1.6 Nonparametric inference
The aim of statistical inference is to use data to infer an unknown quantity. In the game of inference, there is usually a trade-off between efficiency and generality, and this trade-off is controlled by the strength of assumptions that are made on the data generating process.
Parametric inference opts for favoring efficiency. Given a model (a strong assumption on the data generating process), it provides a set of inferential methods (point estimation, confidence intervals, hypothesis testing, etc). All of them are the most efficient inferential procedures if the model matches the reality, in other words, if the data generating process truly satisfies the assumptions. Otherwise the methods may be inconsistent.
On the other hand, nonparametric inference opts for favoring generality. Given a set of minimal and weak assumptions (e.g. certain smoothness of a density), it provides inferential methods that are consistent for broad situations, in exchange of losing efficiency for small or moderate sample sizes.
Hence, for any specific data generation process there is a parametric method that dominates in efficiency its nonparametric counterpart. But knowledge of the data generation process is rarely the case in practice. That is the appealing of a nonparametric method: it will perform adequately no matter what the data generation process is. For that reason, nonparametric methods are useful\(\ldots\)
- \(\ldots\) when we have no clue on what could be a good parametric model.
- \(\ldots\) for creating goodness-of-fit tests employed for validating parametric models.
Example 1.6 Assume we have a sample \(X_1,\ldots,X_n\) from a random variable \(X\) and we want to estimate its distribution function \(F.\) Without any assumption, we know that the ecdf in (1.1) is an estimate for \(F(x)=\mathbb{P}[X\leq x].\) It is indeed a nonparametric estimate for \(F.\) Its expectation and variance are
\[\begin{align*} \mathbb{E}[F_n(x)]=F(x),\quad \mathbb{V}\mathrm{ar}[F_n(x)]=\frac{F(x)(1-F(x))}{n}. \end{align*}\]
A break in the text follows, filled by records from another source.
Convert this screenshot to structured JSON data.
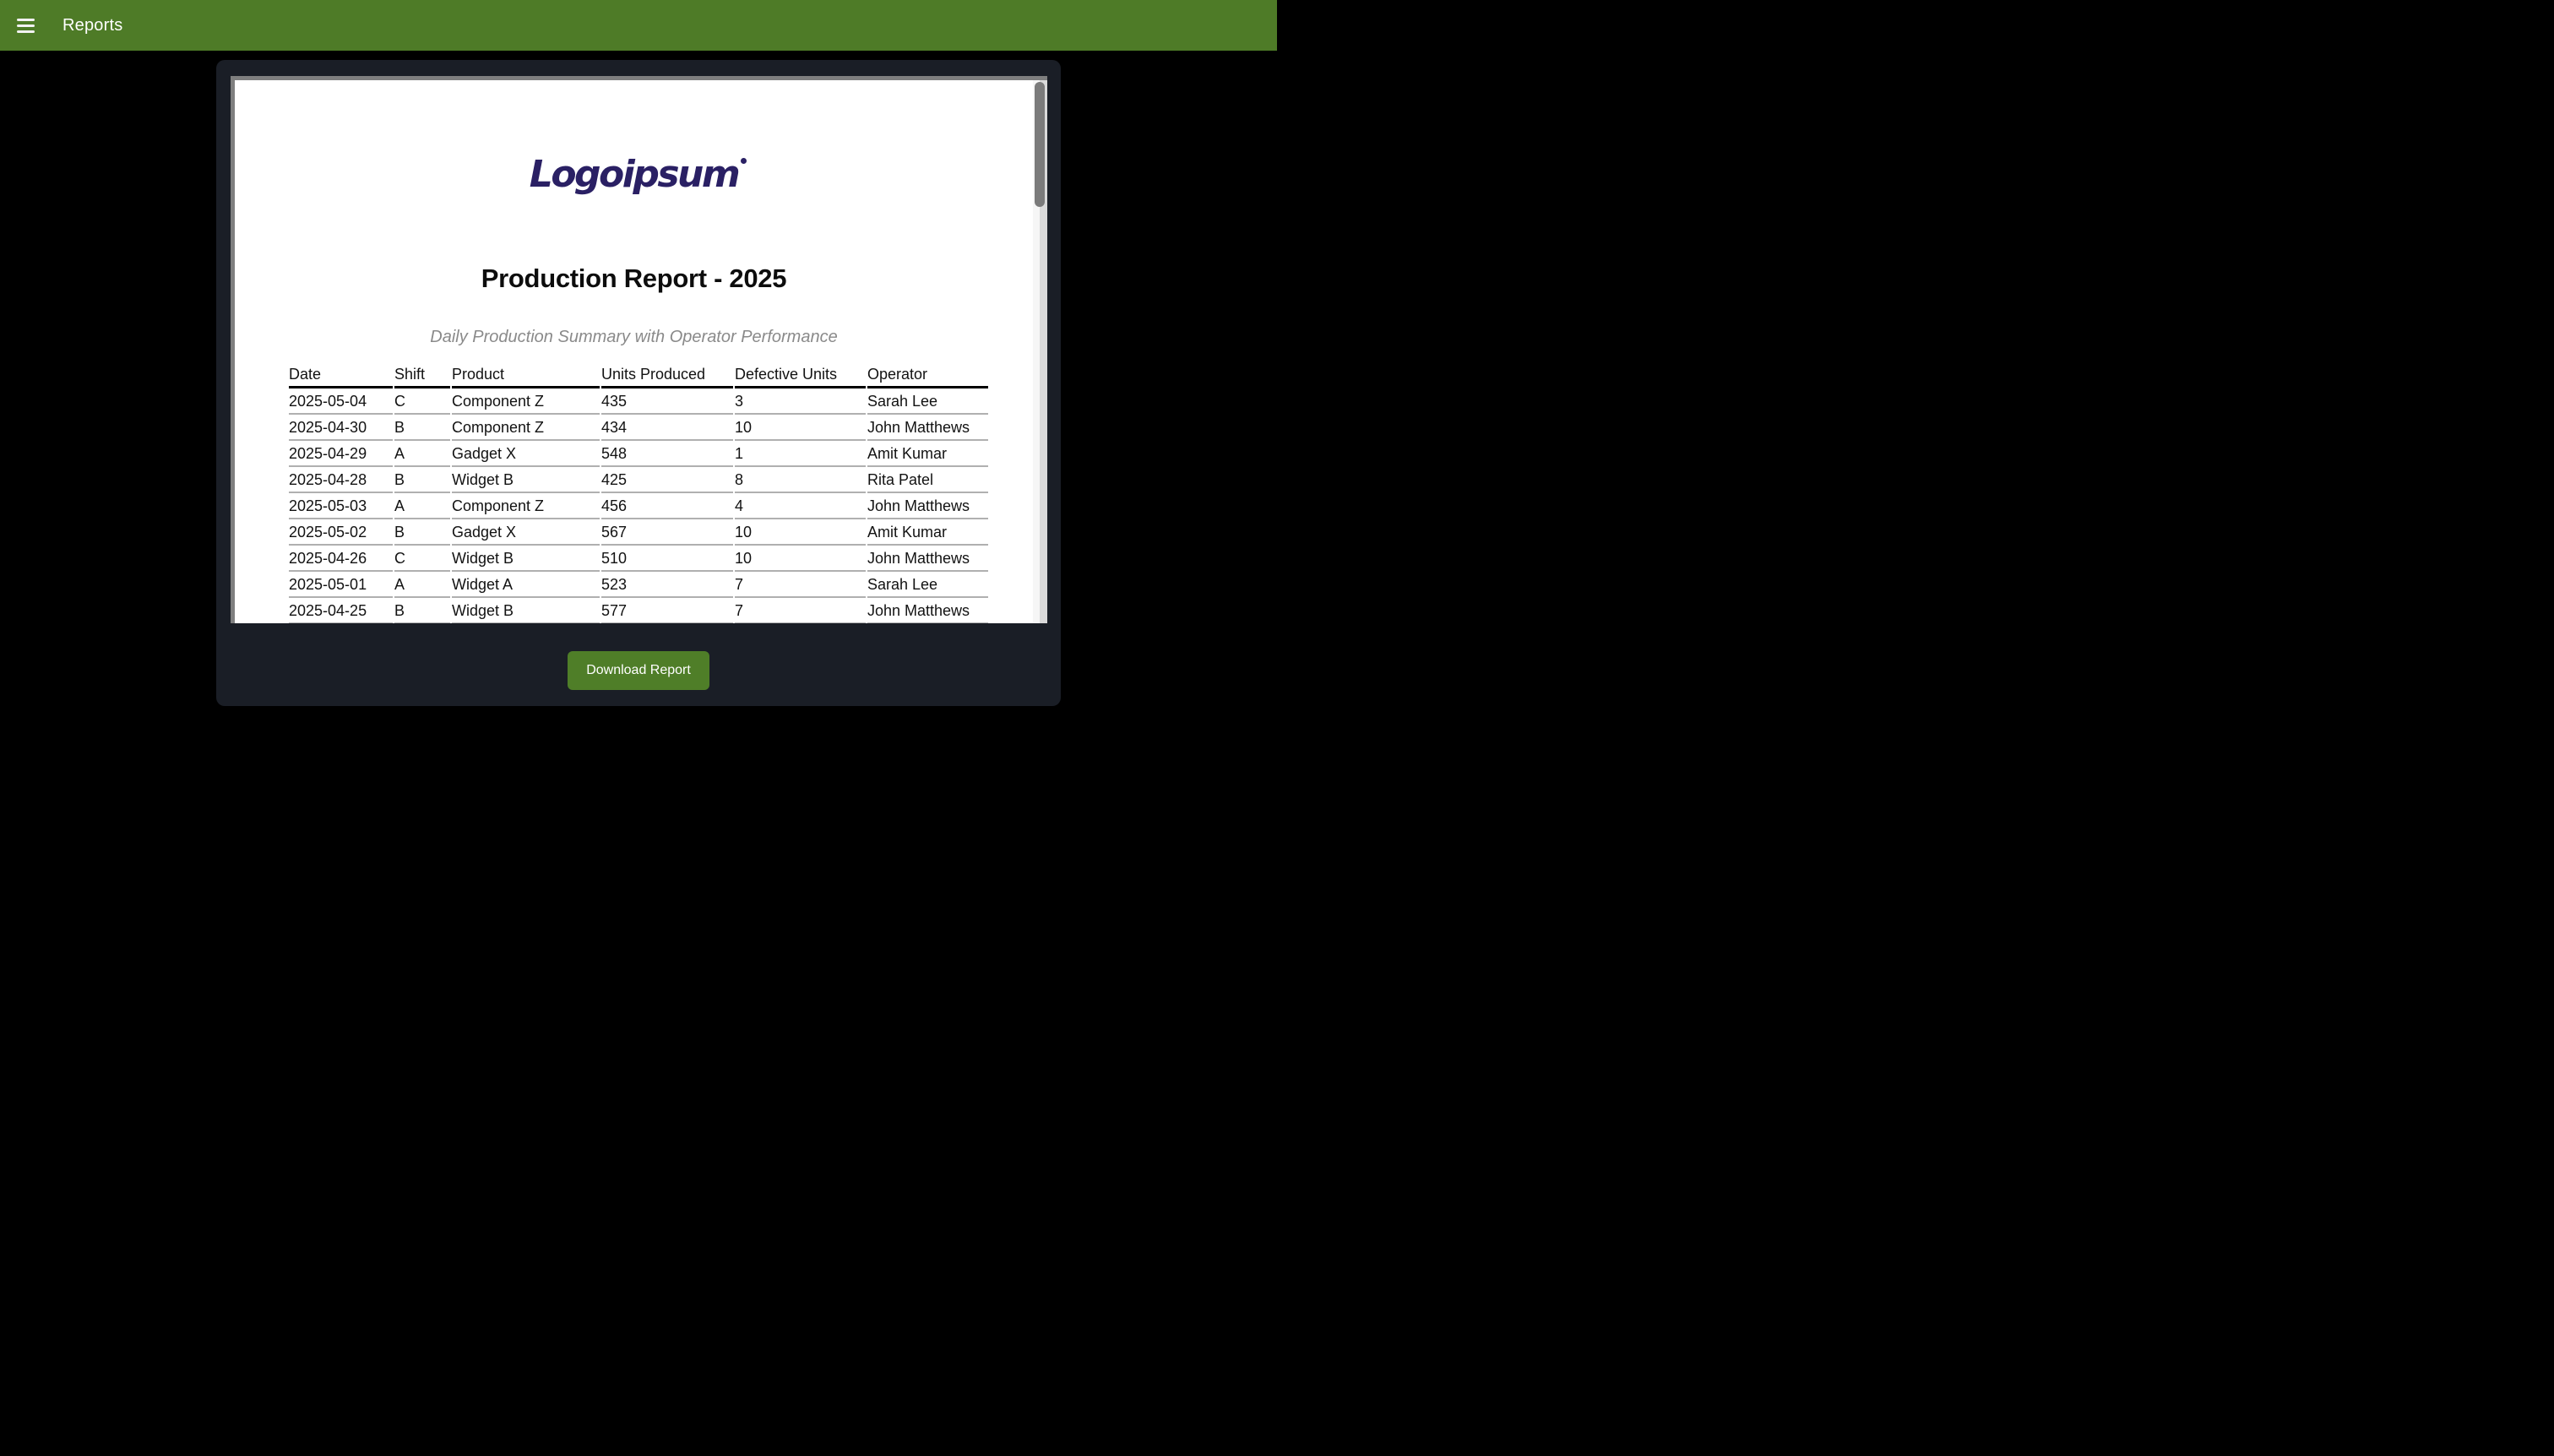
{
  "topbar": {
    "title": "Reports",
    "menu_icon": "hamburger-menu-icon",
    "background_color": "#4e7b27",
    "text_color": "#ffffff"
  },
  "page_background_color": "#000000",
  "modal": {
    "background_color": "#1a1e26",
    "download_button": {
      "label": "Download Report",
      "background_color": "#4f7e28",
      "text_color": "#ffffff"
    }
  },
  "document": {
    "logo": {
      "text": "Logoipsum",
      "color": "#2a2064"
    },
    "title": "Production Report - 2025",
    "subtitle": "Daily Production Summary with Operator Performance",
    "table": {
      "columns": [
        "Date",
        "Shift",
        "Product",
        "Units Produced",
        "Defective Units",
        "Operator"
      ],
      "rows": [
        [
          "2025-05-04",
          "C",
          "Component Z",
          "435",
          "3",
          "Sarah Lee"
        ],
        [
          "2025-04-30",
          "B",
          "Component Z",
          "434",
          "10",
          "John Matthews"
        ],
        [
          "2025-04-29",
          "A",
          "Gadget X",
          "548",
          "1",
          "Amit Kumar"
        ],
        [
          "2025-04-28",
          "B",
          "Widget B",
          "425",
          "8",
          "Rita Patel"
        ],
        [
          "2025-05-03",
          "A",
          "Component Z",
          "456",
          "4",
          "John Matthews"
        ],
        [
          "2025-05-02",
          "B",
          "Gadget X",
          "567",
          "10",
          "Amit Kumar"
        ],
        [
          "2025-04-26",
          "C",
          "Widget B",
          "510",
          "10",
          "John Matthews"
        ],
        [
          "2025-05-01",
          "A",
          "Widget A",
          "523",
          "7",
          "Sarah Lee"
        ],
        [
          "2025-04-25",
          "B",
          "Widget B",
          "577",
          "7",
          "John Matthews"
        ]
      ]
    }
  },
  "scrollbar": {
    "thumb_color": "#7b7b7b",
    "track_color": "#ececec"
  }
}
From the squared bias and variance, we can get the MSE:
\[\begin{align*} \mathrm{MSE}[F_n(x)]=\frac{F(x)(1-F(x))}{n}. \end{align*}\]
Assume now that \(X\sim\mathrm{Exp}(\lambda).\) By maximum likelihood, it is possible to estimate \(\lambda\) as \(\hat \lambda_\mathrm{ML}={\bar X}^{-1}.\) Then, we have the following estimate for \(F(x)\):
\[\begin{align} F(x;\hat\lambda_\mathrm{ML})=1-e^{-\hat\lambda_\mathrm{ML} x}. \tag{1.2} \end{align}\]
Is not so simple to obtain the exact MSE for (1.2), even if it is easy to prove that \(\hat\lambda_\mathrm{ML}\sim \mathrm{IG}(\lambda^{-1},n).\) Approximations are possible using Exercise 1.2. However, the MSE can be easily approximated by Monte Carlo.
What does it happen when the data is generated from an \(\mathrm{Exp}(\lambda)\)? Then (1.2) uniformly dominates (1.1) in performance. But, even for small deviations from \(\mathrm{Exp}(\lambda)\) given by \(\Gamma(\lambda, p),\) \(p=1+\delta,\) (1.2) shows major problems in terms of bias, while (1.1) remains with the same performance. The animation in Figure 1.1 illustrates precisely this behavior.